How do I prove that the following equality holds- $$\sum_{p=1}^{10} \sum_{q=1}^{10} \arctan \left(\dfrac{p}{q}\right)=25\pi$$
I tried to create telescoping terms by using the $\arctan{A}-\arctan{B}$ formula, but it doesn't seem to be working out. Hints in the right direction and answers appreciated. Thank you.
On
Use the fact that
$$\arctan{\left ( \frac{p}{q} \right )} + \arctan{\left ( \frac{q}{p} \right )} = \frac{\pi}{2} $$
So all you need to do is arrange the sum to exploit the symmetry you need, i.e., $(p,q) \mapsto (q,p)$.

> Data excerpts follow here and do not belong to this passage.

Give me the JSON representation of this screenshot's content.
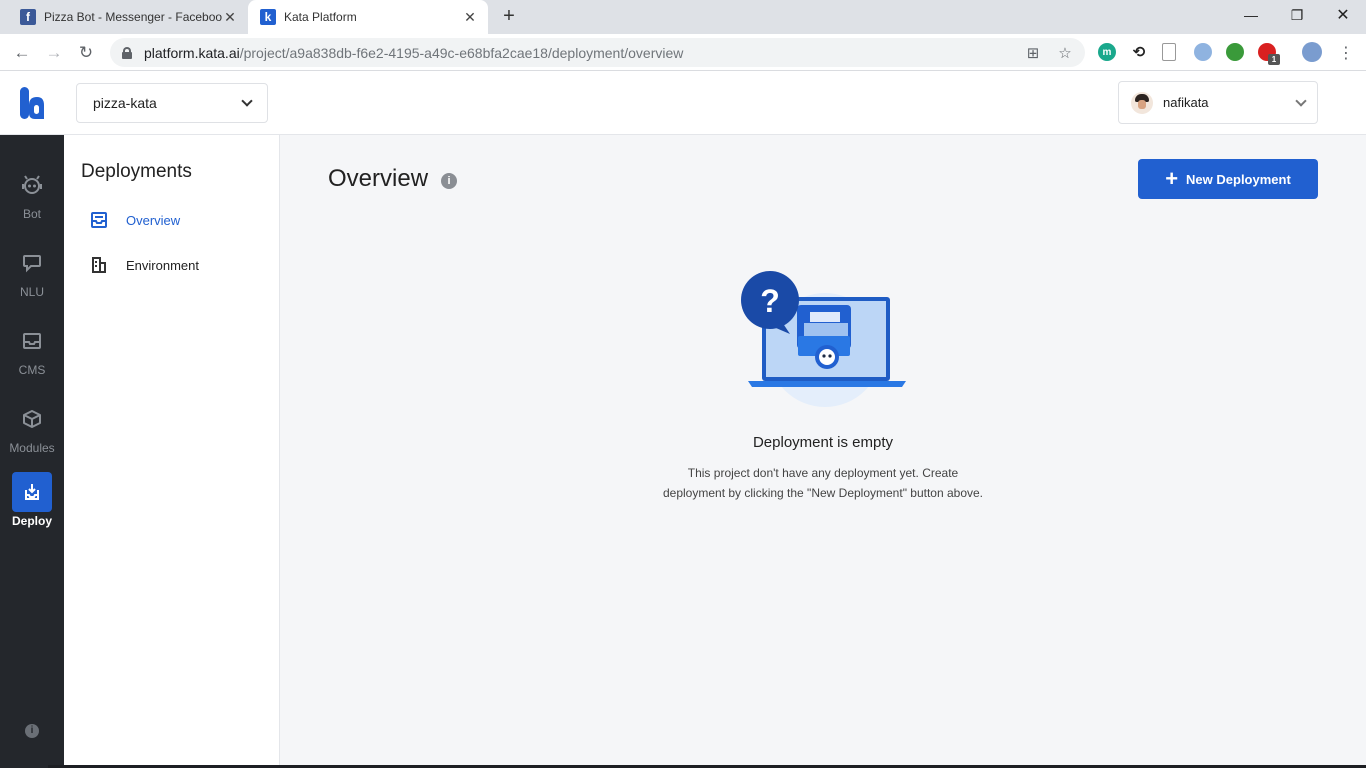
{
  "browser": {
    "tabs": [
      {
        "title": "Pizza Bot - Messenger - Faceboo",
        "favicon": "facebook-icon",
        "active": false
      },
      {
        "title": "Kata Platform",
        "favicon": "kata-icon",
        "active": true
      }
    ],
    "new_tab_label": "+",
    "url_host": "platform.kata.ai",
    "url_path": "/project/a9a838db-f6e2-4195-a49c-e68bfa2cae18/deployment/overview",
    "extension_badge": "1"
  },
  "header": {
    "project_name": "pizza-kata",
    "username": "nafikata"
  },
  "leftnav": {
    "items": [
      {
        "label": "Bot",
        "icon": "robot-icon"
      },
      {
        "label": "NLU",
        "icon": "chat-icon"
      },
      {
        "label": "CMS",
        "icon": "inbox-icon"
      },
      {
        "label": "Modules",
        "icon": "cube-icon"
      },
      {
        "label": "Deploy",
        "icon": "deploy-icon",
        "active": true
      }
    ],
    "info": "i"
  },
  "subnav": {
    "title": "Deployments",
    "items": [
      {
        "label": "Overview",
        "icon": "inbox-icon",
        "active": true
      },
      {
        "label": "Environment",
        "icon": "building-icon"
      }
    ]
  },
  "main": {
    "title": "Overview",
    "info": "i",
    "new_button_label": "New Deployment",
    "empty_title": "Deployment is empty",
    "empty_description": "This project don't have any deployment yet. Create deployment by clicking the \"New Deployment\" button above.",
    "illustration_mark": "?"
  },
  "colors": {
    "primary": "#2160d0",
    "nav_bg": "#24272c",
    "main_bg": "#f5f6f8"
  }
}
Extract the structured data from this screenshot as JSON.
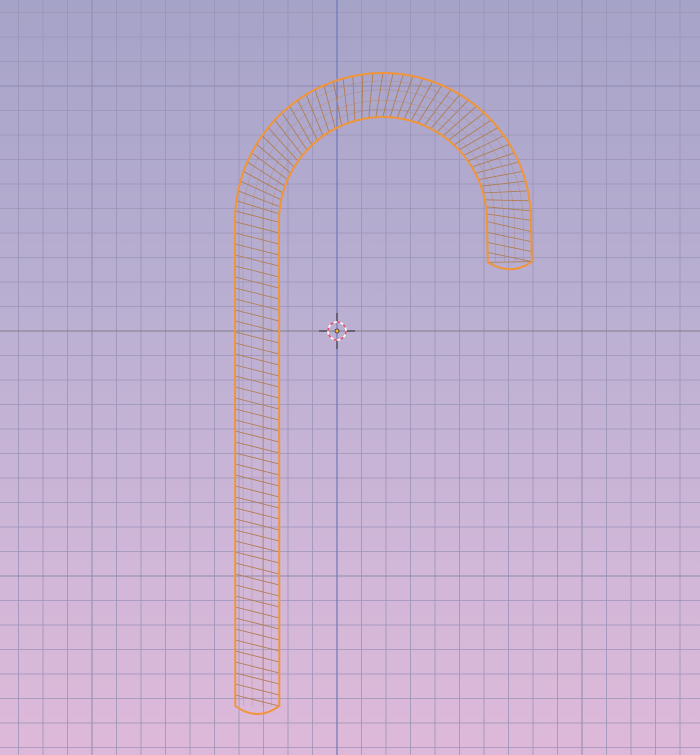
{
  "viewport": {
    "view": "3d-viewport",
    "shading": "wireframe",
    "grid": true,
    "axis_lines": [
      "x-axis",
      "y-axis"
    ]
  },
  "colors": {
    "background_top": "#a6a3c8",
    "background_bottom": "#deb8d9",
    "grid_minor": "#9a94b8",
    "grid_major": "#8f8aad",
    "x_axis": "#8a8696",
    "y_axis": "#6e78b8",
    "selection_outline": "#f0953a",
    "wire": "#b07a4a",
    "cursor_red": "#e0506a",
    "cursor_white": "#ffffff"
  },
  "object": {
    "name": "candy-cane-mesh",
    "selected": true
  },
  "cursor": {
    "name": "3d-cursor-icon"
  }
}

To do this without repeating, start on the bottom/left axes; there are $9$ non-diagonal points each, so the sum along there is $9 \pi/2$.
Then move one row up/column over to the right; we now have only $8$ (so we don't repeat). Keep moving up/right and get
$$(9+8+7+\cdots+1) \frac{\pi}{2} = 45 \frac{\pi}{2}$$
Now add in the diagonals, $10$ of them, contributing $\pi/4$ each (i.e., $\arctan{1}$), so the sum is
$$45 \frac{\pi}{2} + 10 \frac{\pi}{4} = 25 \pi$$
Using Simplifying an Arctan equation, $$\arctan \frac{a}{b}+\arctan \frac{b}{a}=\frac\pi2$$ for $\dfrac ab>0$
We have such $\dfrac{10\cdot10}2$ pairs